Da schwangere Friseurinnen regelmäßig mit diversen Chemikalien in Berührung kommen, sind Produkte zum Färben, Glätten oder für Dauerwellen relativ gut untersucht. Die getesteten und in Deutschland zugelassenen Haarmittel wurden als unbedenklich eingestuft, ein gewisses Risiko ist aber nicht auszuschließen, wenn nicht 100%ig sicher ist, woher das Produkt stammt. Es gibt sehr strenge Regeln, welche Stoffe, wie viel davon und in welcher Kombination im Produkt enthalten sein dürfen bzw. müssen. Nur so kann sichergestellt werden, dass keine gesundheitlichen Schäden auftreten. Genau darin liegt aber das Problem: manche Chemikalien sind nur zusammen mit anderen Substanzen ungefährlich, alleine aber möglicherweise allergieauslösend und teilweise sogar Erbgut-schädigend.

Diese ungesunden Stoffe können beim Haare-Färben über die Kopfhaut aufgenommen und in weiterer Folge über den Blutkreislauf auf den Fötus oder in die Muttermilch übergehen.

Es ist nach wie vor nicht klar, ob und wie diese Produkte auf den kindlichen Organismus wirken.

Empfohlen wird darum, in der Schwangerschaft und Stillzeit auf chemische Mittel möglichst zu verzichten – vor allem in den ersten drei Monaten der Schwangerschaft.

Empfehlenswerter ist es, die Haare nur zu tönen. Dabei dringen die Stoffe nicht ins Haar ein und werden meist auch nicht von der Kopfhaut aufgenommen. Das Mittel legt sich vielmehr nur auf das Haar statt einzudringen. Der Nachteil ist, dass die Farbe nicht langfristig hält – der schöne Nebeneffekt: gönne dir dafür einfach öfter einen Friseurbesuch!

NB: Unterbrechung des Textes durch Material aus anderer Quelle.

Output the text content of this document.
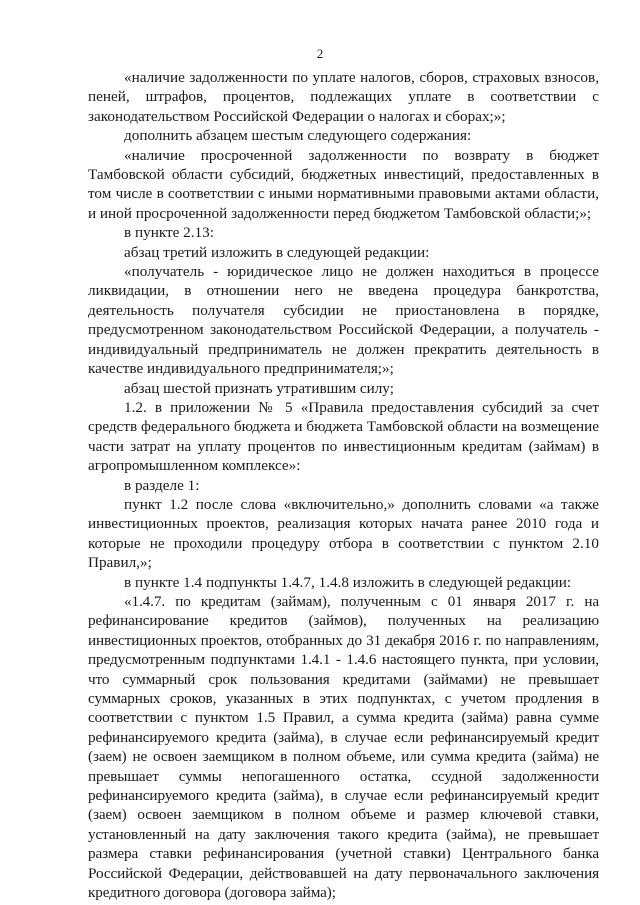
2

«наличие задолженности по уплате налогов, сборов, страховых взносов, пеней, штрафов, процентов, подлежащих уплате в соответствии с законодательством Российской Федерации о налогах и сборах;»;

дополнить абзацем шестым следующего содержания:

«наличие просроченной задолженности по возврату в бюджет Тамбовской области субсидий, бюджетных инвестиций, предоставленных в том числе в соответствии с иными нормативными правовыми актами области, и иной просроченной задолженности перед бюджетом Тамбовской области;»;

в пункте 2.13:

абзац третий изложить в следующей редакции:

«получатель - юридическое лицо не должен находиться в процессе ликвидации, в отношении него не введена процедура банкротства, деятельность получателя субсидии не приостановлена в порядке, предусмотренном законодательством Российской Федерации, а получатель - индивидуальный предприниматель не должен прекратить деятельность в качестве индивидуального предпринимателя;»;

абзац шестой признать утратившим силу;

1.2. в приложении № 5 «Правила предоставления субсидий за счет средств федерального бюджета и бюджета Тамбовской области на возмещение части затрат на уплату процентов по инвестиционным кредитам (займам) в агропромышленном комплексе»:

в разделе 1:

пункт 1.2 после слова «включительно,» дополнить словами «а также инвестиционных проектов, реализация которых начата ранее 2010 года и которые не проходили процедуру отбора в соответствии с пунктом 2.10 Правил,»;

в пункте 1.4 подпункты 1.4.7, 1.4.8 изложить в следующей редакции:

«1.4.7. по кредитам (займам), полученным с 01 января 2017 г. на рефинансирование кредитов (займов), полученных на реализацию инвестиционных проектов, отобранных до 31 декабря 2016 г. по направлениям, предусмотренным подпунктами 1.4.1 - 1.4.6 настоящего пункта, при условии, что суммарный срок пользования кредитами (займами) не превышает суммарных сроков, указанных в этих подпунктах, с учетом продления в соответствии с пунктом 1.5 Правил, а сумма кредита (займа) равна сумме рефинансируемого кредита (займа), в случае если рефинансируемый кредит (заем) не освоен заемщиком в полном объеме, или сумма кредита (займа) не превышает суммы непогашенного остатка, ссудной задолженности рефинансируемого кредита (займа), в случае если рефинансируемый кредит (заем) освоен заемщиком в полном объеме и размер ключевой ставки, установленный на дату заключения такого кредита (займа), не превышает размера ставки рефинансирования (учетной ставки) Центрального банка Российской Федерации, действовавшей на дату первоначального заключения кредитного договора (договора займа);
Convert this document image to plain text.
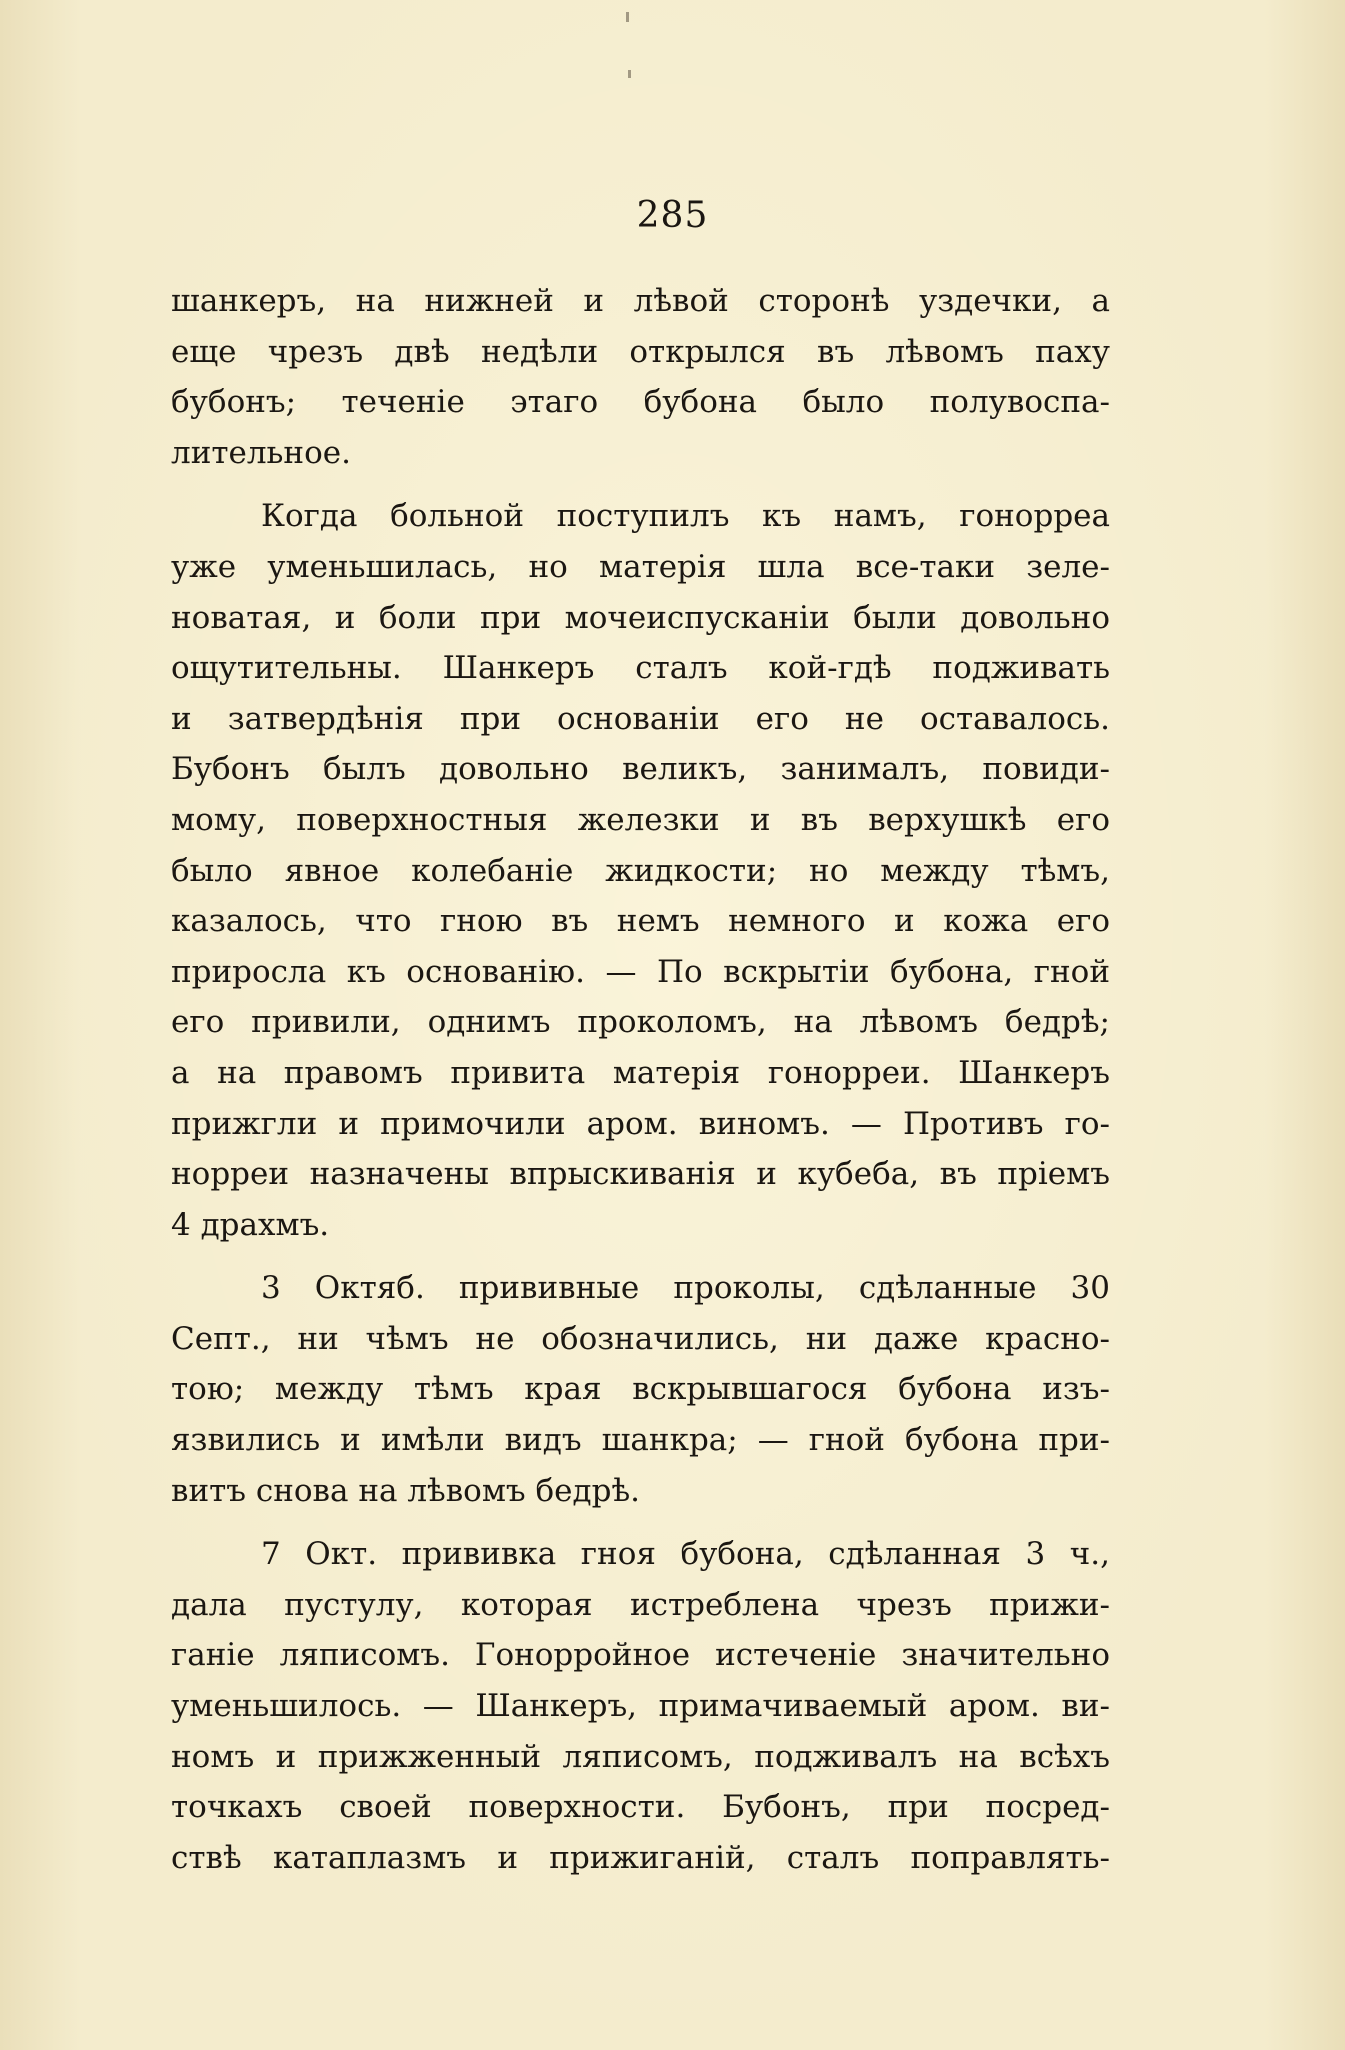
285
шанкеръ, на нижней и лѣвой сторонѣ уздечки, а
еще чрезъ двѣ недѣли открылся въ лѣвомъ паху
бубонъ; теченіе этаго бубона было полувоспа-
лительное.
Когда больной поступилъ къ намъ, гонорреа
уже уменьшилась, но матерія шла все-таки зеле-
новатая, и боли при мочеиспусканіи были довольно
ощутительны. Шанкеръ сталъ кой-гдѣ подживать
и затвердѣнія при основаніи его не оставалось.
Бубонъ былъ довольно великъ, занималъ, повиди-
мому, поверхностныя железки и въ верхушкѣ его
было явное колебаніе жидкости; но между тѣмъ,
казалось, что гною въ немъ немного и кожа его
приросла къ основанію. — По вскрытіи бубона, гной
его привили, однимъ проколомъ, на лѣвомъ бедрѣ;
а на правомъ привита матерія гонорреи. Шанкеръ
прижгли и примочили аром. виномъ. — Противъ го-
норреи назначены впрыскиванія и кубеба, въ пріемъ
4 драхмъ.
3 Октяб. прививные проколы, сдѣланные 30
Септ., ни чѣмъ не обозначились, ни даже красно-
тою; между тѣмъ края вскрывшагося бубона изъ-
язвились и имѣли видъ шанкра; — гной бубона при-
витъ снова на лѣвомъ бедрѣ.
7 Окт. прививка гноя бубона, сдѣланная 3 ч.,
дала пустулу, которая истреблена чрезъ прижи-
ганіе ляписомъ. Гонорройное истеченіе значительно
уменьшилось. — Шанкеръ, примачиваемый аром. ви-
номъ и прижженный ляписомъ, подживалъ на всѣхъ
точкахъ своей поверхности. Бубонъ, при посред-
ствѣ катаплазмъ и прижиганій, сталъ поправлять-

Tipp: Planst du eine Babyparty vor der Geburt? Vielleicht sind Gutscheine für deinen Lieblingsfriseur ein guter Wunsch an deine Freundinnen und Familie. Das gilt übrigens ebenso für Geschenke zur Geburt, schließlich ist auch in der Stillzeit Vorsicht geboten.

 

Pflanzliche Färbemittel

Leider ist auch bei Henna-Produkten Vorsicht geboten. Diese sollten zu 100% natürlichen Ursprungs sein. In manchen Henna-Produkten werden nämlich künstliche Hilfsmittel zur Farbverstärkung eingesetzt, die gefährlich sein können. Achte hier besonders genau auf die Packungsangaben und lass dich am besten von einem Profi beraten.

 

Bleichen und Dauerwelle

Beim Bleichen oder „Blondieren“ und bei der Dauerwelle kommt ebenfalls Chemie zum Einsatz. Meist handelt es sich dabei um Wasserstoffperoxid, Ammoniak und/oder Formaldehyd. Schwangeren wird darum von derartigen Behandlungen abgeraten.

Einen aufhellenden Effekt hat auch Zitronensaft.

Dazu 200 ml Zitronensaft mit ca. 100 ml Wasser mischen, in das feuchte Haar einmassieren, eine Dusch- oder Färbehaube aufsetzen und mindestens eine halbe Stunde wirken lassen. Ein warmes Handtuch um den Kopf kann das Ergebnis verbessern. Danach gründlich ausspülen und unbedingt eine pflegende Kur verwenden, denn die Säure trocknet das Haar schnell aus. Große Sprünge sind bei dem aufhellenden Effekt leider nicht zu erwarten, dafür schädigt der Zitronensaft dein Kind garantiert nicht!

 

Checklist zum Haare-Färben in der Schwangerschaft

  • Starte keine Experimente zu Hause, sondern lass dich professionell beraten.
  • Informiere Friseur oder Friseurin darüber, dass du schwanger bist!
  • Frage nach, woher die Produkte kommen und ob sicher ist, dass diese als unbedenklich eingestuft werden.
  • Frage, ob es 100% pflanzliche Alternativen oder eine Tönung gibt.
  • Bitte darum, dass der Kontakt des Mittels mit der Kopfhaut so gut es geht vermieden und die Einwirkzeit möglichst kurz gehalten wird.
  • Überlege, ob vielleicht auch Strähnen eine Alternative sind – so bist du weniger den möglicherweise bedenklichen Stoffen ausgesetzt.

Fazit: genieße das schöne Haar in der Schwangerschaft am besten so, wie Mutter Natur es dir gegeben hat, um möglichst kein Risiko einzugehen. Ein neuer Schnitt ist vielleicht zur Abwechslung auch eine Möglichkeit, umwerfend auszusehen!